In #4 the entire concrete/tamac layer and almost all the metal sheets of the roof were blasted away. Part of the explosion indeed appears to have occurred in the 4th floor (below the service floor), but the only communications between those floors are the elevator shaft and four narrow stairwells at the corners. That is quite enough for the H2 to flow between floors, but hardly enough to transmit the explosion with such a force. Moreover the service floor slab of #4 does not appear to have been breached or even cracked (unlike that of #3).
I still cannot quite understand what hapened to the top of the north wall of #4. Its exterior paint seems to have been scraped down, and its top edge was pushed southwards (i.e. inwards) by several meters.
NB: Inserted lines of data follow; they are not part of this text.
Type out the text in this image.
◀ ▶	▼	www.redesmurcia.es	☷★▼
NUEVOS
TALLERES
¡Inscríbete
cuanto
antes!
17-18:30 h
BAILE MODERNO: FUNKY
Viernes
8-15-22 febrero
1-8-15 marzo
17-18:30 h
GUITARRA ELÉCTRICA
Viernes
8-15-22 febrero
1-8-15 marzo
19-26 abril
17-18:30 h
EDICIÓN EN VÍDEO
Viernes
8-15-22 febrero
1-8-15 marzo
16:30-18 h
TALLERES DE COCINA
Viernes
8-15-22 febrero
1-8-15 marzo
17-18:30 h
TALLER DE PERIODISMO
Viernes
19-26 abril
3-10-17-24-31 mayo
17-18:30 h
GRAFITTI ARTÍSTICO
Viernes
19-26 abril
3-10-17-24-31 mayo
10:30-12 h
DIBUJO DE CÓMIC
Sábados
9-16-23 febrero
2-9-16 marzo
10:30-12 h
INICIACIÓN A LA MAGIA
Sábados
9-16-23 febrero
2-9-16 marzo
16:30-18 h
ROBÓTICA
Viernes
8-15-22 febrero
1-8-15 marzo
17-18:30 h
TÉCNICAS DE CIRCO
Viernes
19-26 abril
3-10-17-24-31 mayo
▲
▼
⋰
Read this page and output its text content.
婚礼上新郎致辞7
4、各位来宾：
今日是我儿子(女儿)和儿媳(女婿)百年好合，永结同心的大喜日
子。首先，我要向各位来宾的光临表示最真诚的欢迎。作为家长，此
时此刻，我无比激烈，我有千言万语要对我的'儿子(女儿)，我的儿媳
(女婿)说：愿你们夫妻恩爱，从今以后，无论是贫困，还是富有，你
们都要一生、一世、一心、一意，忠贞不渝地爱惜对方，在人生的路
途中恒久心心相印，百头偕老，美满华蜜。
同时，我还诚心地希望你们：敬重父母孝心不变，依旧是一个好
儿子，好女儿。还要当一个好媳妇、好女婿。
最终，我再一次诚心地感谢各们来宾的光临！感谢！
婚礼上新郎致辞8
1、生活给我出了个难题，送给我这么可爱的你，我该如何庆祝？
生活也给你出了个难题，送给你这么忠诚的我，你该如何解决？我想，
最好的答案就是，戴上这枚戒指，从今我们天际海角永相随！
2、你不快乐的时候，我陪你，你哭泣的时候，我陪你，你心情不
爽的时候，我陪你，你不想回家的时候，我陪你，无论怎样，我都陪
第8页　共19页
I thought about the middle parts of the pillars being pushed out by the explosion and causing the tops to pivot inwards; but there does not seem to be anything in that location that could have served as the pivot, and I cannot see how the explosion could have pushed the middle of the pillars out without also pushing the top...
I use Nero 8 for video viewing which has a 'digital zoom' feature to outline an area to enlarge it (to the point of over pixelization). When I do that on the parapet wall closest to the camera of Unit 3 and include part of the roof before the explosion, I see the building breathing in and out. Since it hasn't exploded as of yet, I considered it to be steam releasing inside and condensing along with the pre-loading of other gases. Over pressure finally causes separation of the roof followed by a chain reaction.
Unit 4 doesn't seem to be afforded the pre-loading whereas the blast(s?) came first then the pressure, leaving everything just bent in one position with a kinda random destruction about the building. I don't think the remaining roof section ever got airborne as pointed out by a onetime poster/engineer/architect, just was moved by the wall pushing in.
I really doubt the use of aluminum for the roof panel sections, more like galvanized steel (zinc plating). I always thought Units 2,3 and 4 had a bit of over designed skinning but it is hard to reach a happy medium between earthquake and wind loads while engineering to release an internal explosion.
And while I'm thinking about it, the Unit 3 SFP video where just before the camera goes underwater, it shows the outside of the tank. The tank appears heavily painted or has a coating of some sort that appears to have bubbled due to heat.
Let me qualify all this with... what the hell do I know?